Matilde Nardelli, "No End to the End: The Desert as Eschatology in Late Modernity,"Tate Papers 22 (Autumn 2014), http://www.tate.org.uk/research/publications/tate-papers/22/no-end-to-the-end-the-desert-as-eschatology-in-late-modernity (accessed April 28, 2017).
Fig. 17 - Michelangelo Antonioni, Still from Red Desert, 1964, film, Janus Films.

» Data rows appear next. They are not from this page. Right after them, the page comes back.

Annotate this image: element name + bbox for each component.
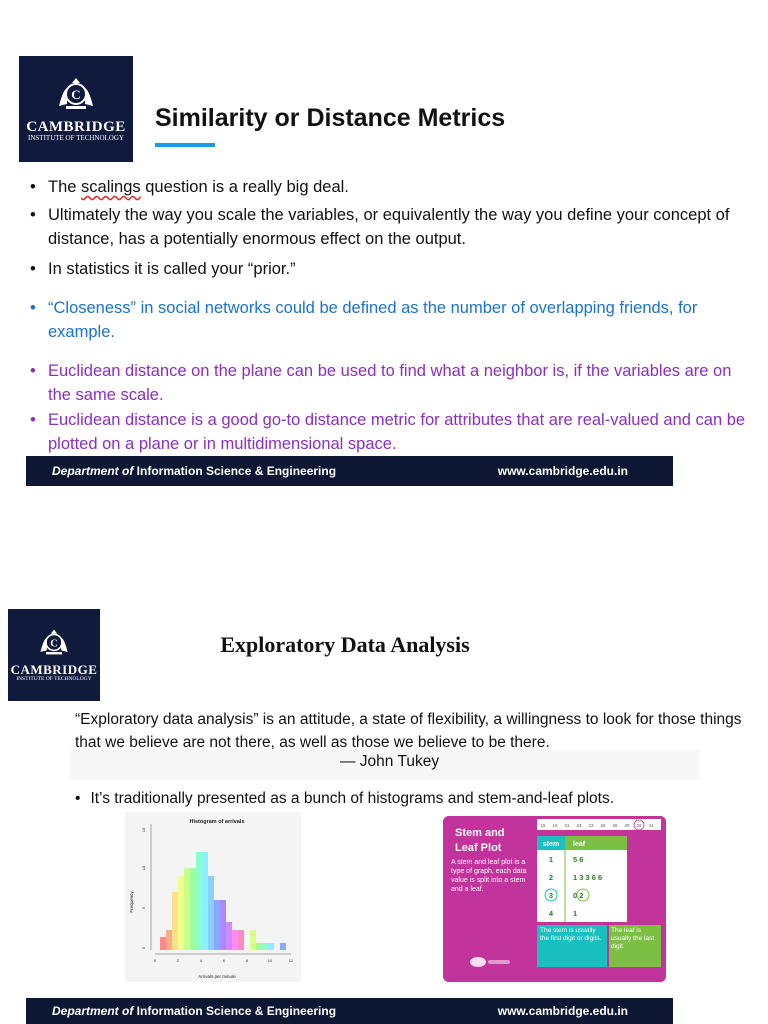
slide-title: Similarity or Distance Metrics <box>155 104 506 132</box>
logo-name: CAMBRIDGE <box>10 661 98 677</box>
bullet-item: • The scalings question is a really big deal. <box>30 178 349 196</box>
x-tick: 8 <box>245 958 249 963</box>
x-tick: 2 <box>176 958 180 963</box>
quote-author: — John Tukey <box>340 753 440 770</box>
x-tick: 4 <box>199 958 203 963</box>
slide-similarity-metrics <box>0 0 768 500</box>
histogram-x-ticks <box>154 958 294 963</box>
bullet-item: • In statistics it is called your “prior.” <box>30 260 296 278</box>
stem-leaf-description: A stem and leaf plot is a type of graph, each data value is split into a stem and a leaf. <box>451 859 527 893</box>
value: 26 <box>612 823 618 828</box>
spelling-underlined-word: scalings <box>81 178 141 196</box>
histogram-title: Histogram of arrivals <box>189 819 245 825</box>
leaf-header: leaf <box>573 841 586 848</box>
x-tick: 6 <box>222 958 226 963</box>
stem-note: The stem is usually the first digit or digits. <box>540 927 602 942</box>
row-stem: 3 <box>548 891 554 900</box>
histogram-xlabel: Arrivals per minute <box>198 974 236 979</box>
row-stem: 1 <box>548 855 554 864</box>
leaf-note: The leaf is usually the last digit <box>611 927 654 950</box>
value: 23 <box>576 823 582 828</box>
bullet-item: • “Closeness” in social networks could be defined as the number of overlapping friends, for example. <box>30 299 698 341</box>
svg-text:C: C <box>50 638 58 650</box>
department-label: Department of Information Science & Engineering <box>52 1004 337 1018</box>
bullet-item: • Ultimately the way you scale the variables, or equivalently the way you define your concept of distance, has a potentially enormous effect on the output. <box>30 206 730 248</box>
department-label: Department of Information Science & Engineering <box>52 464 337 478</box>
stem-header: stem <box>542 841 560 848</box>
stem-leaf-title-2: Leaf Plot <box>455 842 502 854</box>
histogram-y-ticks <box>141 827 146 949</box>
value: 30 <box>624 823 630 828</box>
value: 21 <box>564 823 570 828</box>
y-tick: 10 <box>141 865 146 871</box>
website-url: www.cambridge.edu.in <box>497 464 628 478</box>
histogram-bars <box>160 852 286 950</box>
y-tick: 5 <box>141 906 146 910</box>
row-leaf: 0 2 <box>573 891 584 900</box>
value: 32 <box>636 823 642 828</box>
row-leaf: 5 6 <box>573 855 584 864</box>
tukey-quote: “Exploratory data analysis” is an attitude, a state of flexibility, a willingness to look for those things that we believe are not there, as well as those we believe to be there. <box>75 711 742 751</box>
value: 16 <box>552 823 558 828</box>
slide-footer <box>26 998 673 1024</box>
row-leaf: 1 3 3 6 6 <box>573 873 603 882</box>
y-tick: 15 <box>141 827 146 833</box>
slide-footer <box>26 456 673 486</box>
stem-and-leaf-image <box>443 816 666 982</box>
logo-name: CAMBRIDGE <box>26 118 126 135</box>
cambridge-logo <box>19 56 133 162</box>
row-stem: 4 <box>548 909 554 918</box>
title-underline <box>155 143 215 147</box>
stem-leaf-title-1: Stem and <box>455 827 505 839</box>
histogram-ylabel: Frequency <box>129 891 134 913</box>
svg-text:C: C <box>71 86 81 102</box>
x-tick: 10 <box>267 958 273 963</box>
logo-subtitle: INSTITUTE OF TECHNOLOGY <box>16 675 92 682</box>
x-tick: 12 <box>288 958 294 963</box>
value: 41 <box>648 823 654 828</box>
slide-exploratory-data-analysis <box>0 590 768 1024</box>
row-stem: 2 <box>548 873 554 882</box>
value: 15 <box>540 823 546 828</box>
website-url: www.cambridge.edu.in <box>497 1004 628 1018</box>
value: 23 <box>588 823 594 828</box>
row-leaf: 1 <box>573 909 578 918</box>
bullet-item: • Euclidean distance is a good go-to distance metric for attributes that are real-valued and can be plotted on a plane or in multidimensional space. <box>30 411 746 453</box>
crest-icon <box>53 76 99 116</box>
x-tick: 0 <box>153 958 157 963</box>
slide-title: Exploratory Data Analysis <box>220 632 470 657</box>
y-tick: 0 <box>141 946 146 950</box>
bullet-item: • It’s traditionally presented as a bunch of histograms and stem-and-leaf plots. <box>75 790 614 807</box>
bullet-item: • Euclidean distance on the plane can be used to find what a neighbor is, if the variables are on the same scale. <box>30 362 732 404</box>
histogram-image <box>125 812 301 982</box>
value: 26 <box>600 823 606 828</box>
logo-subtitle: INSTITUTE OF TECHNOLOGY <box>28 133 124 142</box>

In Red Desert's final moments Valerio asks Giuliana about whether the noxious mustard-yellow smoke emitted from the stacks will harm the birds that flit and soar overhead. They will learn not to fly there, Giuliana tells him. As her acknowledgment of the toxicity of their surroundings signals, modern life and the built environment that structures it potentially yield pathologies both physical and psychic. Nonetheless, perhaps pushing against the overwhelming rationality characterizing our industrial era and its new "monuments" can produce something less lamentable. Finding moments of poetry in the technological environment might liberate us from the strictures of a technocratic existence. By "wastefully" expending energy for aesthetic rather than economic ends, the artworks and film implicitly beg a reassessment of practicality and rationality. The various "industrial arts" discussed in this essay illuminate the many sides—positive and negative—of our contemporary mode of existence. These artistic experiments yield different reactions; with the distance provided by reframing, we can more fully contemplate and comprehend modern life.